We remember him as the failure of the family. Despite being a passionate poet, writer and artist, he failed to hold down conventional jobs, and repeatedly succumbed to vice. Finally, his world fell apart after the end of an affair with a married woman, Lydia Gisborne, which accelerated his dependence on opiates and alcohol. He died at the young age of 31 from the long-term effects of substance abuse.
Branwell’s legacy has been shaped by sensation, such as the story that he once set his own bed on fire, or the suggestion that he died standing up. His erratic, out-of-control behaviour has contributed to his legacy as the family’s black sheep.

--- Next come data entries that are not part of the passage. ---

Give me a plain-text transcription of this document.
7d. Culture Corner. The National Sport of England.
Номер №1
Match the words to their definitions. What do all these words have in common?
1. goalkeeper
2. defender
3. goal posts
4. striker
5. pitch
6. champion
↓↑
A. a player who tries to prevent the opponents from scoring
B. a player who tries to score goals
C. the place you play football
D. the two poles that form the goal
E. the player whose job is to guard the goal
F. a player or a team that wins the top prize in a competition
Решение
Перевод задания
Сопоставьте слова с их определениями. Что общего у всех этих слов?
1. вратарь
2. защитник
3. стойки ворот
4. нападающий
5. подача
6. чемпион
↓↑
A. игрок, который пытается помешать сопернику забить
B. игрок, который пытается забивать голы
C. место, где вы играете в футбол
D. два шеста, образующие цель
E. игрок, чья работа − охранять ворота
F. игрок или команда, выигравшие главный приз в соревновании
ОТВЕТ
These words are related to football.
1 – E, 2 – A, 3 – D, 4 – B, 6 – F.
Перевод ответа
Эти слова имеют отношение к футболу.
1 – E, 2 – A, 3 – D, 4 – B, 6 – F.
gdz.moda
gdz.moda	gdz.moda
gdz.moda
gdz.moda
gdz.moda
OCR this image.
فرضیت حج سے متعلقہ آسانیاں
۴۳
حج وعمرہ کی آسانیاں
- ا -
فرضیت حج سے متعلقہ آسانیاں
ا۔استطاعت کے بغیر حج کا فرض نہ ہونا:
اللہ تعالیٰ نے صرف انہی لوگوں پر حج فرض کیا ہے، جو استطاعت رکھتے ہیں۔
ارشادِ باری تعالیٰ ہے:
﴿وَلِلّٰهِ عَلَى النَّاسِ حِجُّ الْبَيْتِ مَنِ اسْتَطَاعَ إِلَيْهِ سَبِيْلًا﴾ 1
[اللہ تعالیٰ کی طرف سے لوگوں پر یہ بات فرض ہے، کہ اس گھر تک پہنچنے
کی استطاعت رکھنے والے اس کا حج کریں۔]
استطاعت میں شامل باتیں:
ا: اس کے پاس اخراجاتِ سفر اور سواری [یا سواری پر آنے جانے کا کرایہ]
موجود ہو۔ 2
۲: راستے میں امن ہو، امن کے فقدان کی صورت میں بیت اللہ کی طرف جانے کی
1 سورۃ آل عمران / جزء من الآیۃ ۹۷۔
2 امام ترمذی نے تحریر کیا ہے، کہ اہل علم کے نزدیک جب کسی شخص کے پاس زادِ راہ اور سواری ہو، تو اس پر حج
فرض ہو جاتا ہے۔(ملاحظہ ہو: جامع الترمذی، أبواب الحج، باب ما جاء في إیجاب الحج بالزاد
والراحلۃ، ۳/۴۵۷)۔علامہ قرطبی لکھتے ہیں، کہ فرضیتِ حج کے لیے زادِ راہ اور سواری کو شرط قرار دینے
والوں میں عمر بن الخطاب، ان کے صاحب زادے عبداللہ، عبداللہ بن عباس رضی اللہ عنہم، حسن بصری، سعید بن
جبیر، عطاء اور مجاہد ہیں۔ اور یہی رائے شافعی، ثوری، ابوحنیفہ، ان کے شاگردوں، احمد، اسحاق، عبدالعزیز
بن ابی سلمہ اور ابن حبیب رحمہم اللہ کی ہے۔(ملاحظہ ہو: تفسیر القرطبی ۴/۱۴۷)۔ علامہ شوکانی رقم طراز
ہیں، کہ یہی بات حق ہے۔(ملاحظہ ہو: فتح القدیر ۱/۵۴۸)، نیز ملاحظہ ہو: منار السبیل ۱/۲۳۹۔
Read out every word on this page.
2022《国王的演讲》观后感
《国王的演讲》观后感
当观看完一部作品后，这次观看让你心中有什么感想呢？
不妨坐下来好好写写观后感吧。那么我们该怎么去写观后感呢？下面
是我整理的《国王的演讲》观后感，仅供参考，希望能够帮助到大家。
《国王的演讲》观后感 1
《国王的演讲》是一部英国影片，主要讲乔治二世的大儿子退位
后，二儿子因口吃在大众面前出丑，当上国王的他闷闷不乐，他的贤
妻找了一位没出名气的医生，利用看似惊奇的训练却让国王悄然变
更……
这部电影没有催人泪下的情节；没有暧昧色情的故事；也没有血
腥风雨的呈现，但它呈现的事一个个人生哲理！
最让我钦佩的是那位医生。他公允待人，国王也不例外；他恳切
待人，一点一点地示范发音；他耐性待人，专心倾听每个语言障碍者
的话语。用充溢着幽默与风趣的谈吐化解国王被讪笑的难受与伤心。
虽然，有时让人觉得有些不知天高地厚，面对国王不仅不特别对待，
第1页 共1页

This year, however, the Brontë Parsonage is trying to tone down the Branwell bashing, recognising his flaws but celebrating the merits of the brother with the salutary hashtag #TeamBranwell. The poet Simon Armitage is the museum’s creative partner for this bicentenary, curating an exhibition that pairs his own poetry with objects owned by Branwell; inviting us to reflect on the workings of his mind and our relationship with this problematic fellow. At the heart of the exhibition is a letter to the Romantic poet William Wordsworth. Branwell, then a earnest 19-year-old, encloses one of his own poems, and expresses his hopes and dreams of building “mansions in the sky”.